Home Town:
Member Since:
Feb. 2006
Cooking Level:
Expert
Cooking Interests:
Baking, Stir Frying, Slow Cooking, Asian, Mexican, Indian, Italian, Middle Eastern, Mediterranean, Healthy, Vegetarian, Dessert, Quick & Easy, Gourmet
Hobbies:
Knitting, Sewing, Gardening, Boating, Walking, Fishing, Photography, Reading Books, Music, Genealogy, Painting/Drawing, Wine Tasting
I'm an 18-year-old art student with a family history of art and cooking. Ever since I was little I was always racing around my mum's kitchen acting as a kitchen hand learning as much as I could. The rest of my time was spent in my nan's studio, washing her brushes and priming her canvas's. After aprenticing for many years I'm finally running my own kitchen AND studio.
My favorite things to cook
My pop travelled to Asia alot in his younger days whilst working as a salesman, he taught me the art of the Vietnamese spring roll, and since then asian cooking has always held a sense of alchemy for me. I'm utterly obsessed with baking...breads, cookies, vegie bakes, you name it. Seafood is also one of my all-time favourite mediums!
My favorite family cooking traditions
My family background is primarily French and Swedish; and you'd be surprised how well the two can blend together. Boulliabaisse is a definite favourite in my family, and an absolute joy to cook.

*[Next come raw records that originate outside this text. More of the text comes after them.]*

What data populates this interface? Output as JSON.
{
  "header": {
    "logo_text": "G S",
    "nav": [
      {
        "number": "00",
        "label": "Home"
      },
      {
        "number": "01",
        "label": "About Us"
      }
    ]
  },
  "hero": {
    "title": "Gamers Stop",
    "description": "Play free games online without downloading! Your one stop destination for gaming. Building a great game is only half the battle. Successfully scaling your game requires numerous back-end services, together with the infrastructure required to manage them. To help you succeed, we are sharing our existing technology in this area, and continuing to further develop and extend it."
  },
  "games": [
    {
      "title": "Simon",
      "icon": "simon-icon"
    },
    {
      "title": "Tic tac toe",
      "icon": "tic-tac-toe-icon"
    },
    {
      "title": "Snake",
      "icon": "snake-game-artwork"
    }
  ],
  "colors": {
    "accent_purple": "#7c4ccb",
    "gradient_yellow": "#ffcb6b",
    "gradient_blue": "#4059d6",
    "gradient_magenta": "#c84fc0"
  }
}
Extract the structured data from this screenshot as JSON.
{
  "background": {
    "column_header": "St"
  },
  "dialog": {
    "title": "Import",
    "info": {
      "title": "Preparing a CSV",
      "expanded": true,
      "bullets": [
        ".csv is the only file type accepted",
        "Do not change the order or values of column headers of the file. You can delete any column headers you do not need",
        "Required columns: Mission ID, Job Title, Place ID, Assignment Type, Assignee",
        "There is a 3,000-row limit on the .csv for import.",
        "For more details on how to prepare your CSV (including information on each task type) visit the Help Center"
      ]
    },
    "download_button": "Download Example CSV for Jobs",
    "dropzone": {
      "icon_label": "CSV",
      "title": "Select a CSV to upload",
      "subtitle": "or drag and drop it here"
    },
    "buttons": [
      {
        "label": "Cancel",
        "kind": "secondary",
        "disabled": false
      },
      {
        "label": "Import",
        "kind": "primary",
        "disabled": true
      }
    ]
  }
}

The family home is practically in the sea, and the whole family gets involved, harvesting the freshest ingredients all day, and coming in late afternoon to offer up their catch to my nan, pop, mum and I. It's great fun.
My cooking triumphs
I once cooked a 7 course meal (including the beloved Boulliabasse) for my boyfriends parents. Needless to say, they love me now.
My cooking tragedies
I once attempted to make swedish pancakes without calling my Aunty Lillimor and getting the recipe. I figured they were just pancakes, how hard can it be? Ohhhh they are hard, my friend. Well, not in retrospect, but I'd never made oven-baked pancakes before. It turned out more like a really, really dense cake and it weighed a ton! My friend and I ate it anyway...and named it a pan-ack!